Step 2 is to ADMIT all of this truth about the way our bodies work (lust), to face it, to stop repressing it, creating guilt, and then projecting that guilt onto other people.

You say it bothers you that she slept with this guy, but deep down it only bothers you because it’s turning you on.

Now, facing this stuff and coming to terms with it doesn’t mean we need to go out and choose a lifestyle of lust and sex without love. It’s probably wiser to simply admit the feelings of lust, and then let the feelings go.

The trick is always AWARENESS and ACCEPTANCE.

Can you accept your body for what it is? Can you also accept HER body for what it is?

Now, to transcend ALL of this, so that no matter what your girlfriends choose for themselves sexually, it won’t bother you or upset you in the slightest, the only solution that I know of is to increase your level of consciousness.

And by that, I mean you’ll have to Open Your Heart and learn to choose Unconditional Love. If you stay in the lower three Chakras, you are choosing to stay, literally, in Hell.

Can you LOVE HER no matter what she is choosing for herself? Can you let her go, and let her live the life she chooses and experience the karmic lessons that she is here to learn?

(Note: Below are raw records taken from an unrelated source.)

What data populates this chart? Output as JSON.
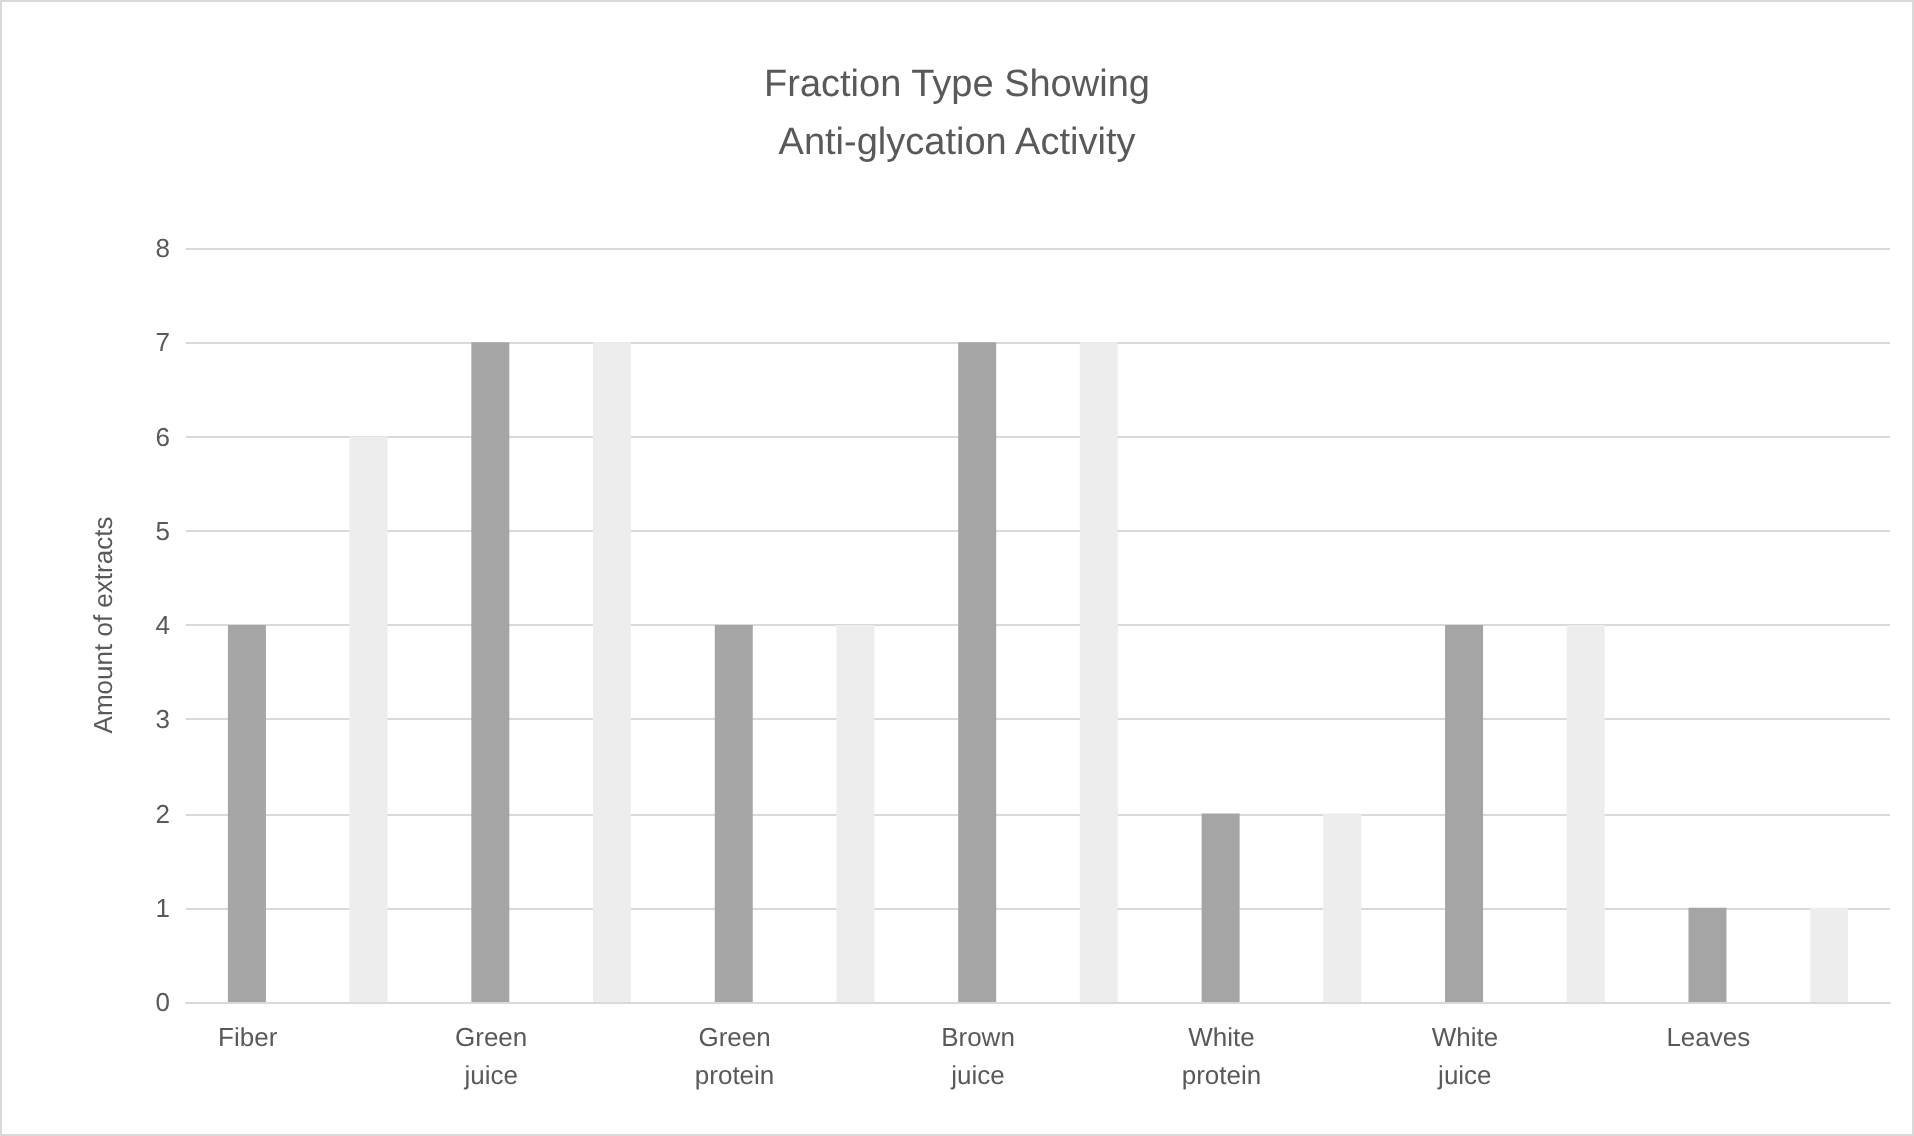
{
  "chart_data": {
    "type": "bar",
    "title": "Fraction Type Showing\nAnti-glycation Activity",
    "ylabel": "Amount of extracts",
    "categories": [
      "Fiber",
      "Green\njuice",
      "Green\nprotein",
      "Brown\njuice",
      "White\nprotein",
      "White\njuice",
      "Leaves"
    ],
    "series": [
      {
        "color": "#a5a5a5",
        "values": [
          4,
          7,
          4,
          7,
          2,
          4,
          1
        ]
      },
      {
        "color": "#ededed",
        "values": [
          6,
          7,
          4,
          7,
          2,
          4,
          1
        ]
      }
    ],
    "ylim": [
      0,
      8
    ],
    "yticks": [
      0,
      1,
      2,
      3,
      4,
      5,
      6,
      7,
      8
    ],
    "grid": "y"
  }
}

How do you know she isn’t MEANT to go fuck a thousand guys and get AIDS?

Can you have COMPASSION for her, even if she decides to sleep with the entire football team?

You see, your love isn’t real love at all, your love says, “I love you, but only if you do XY and Z!”

It is conditional, there are strings attached, and you have turned her into a thing, into a possession that you are trying to own.

This is about as much as I can say, if you truly want freedom from this kind of emotional pain, you’re going to need to meet me half-way and start your Spiritual Path.

Only with an open Heart will you be able to transcend all of this pain and neediness you’re experiencing.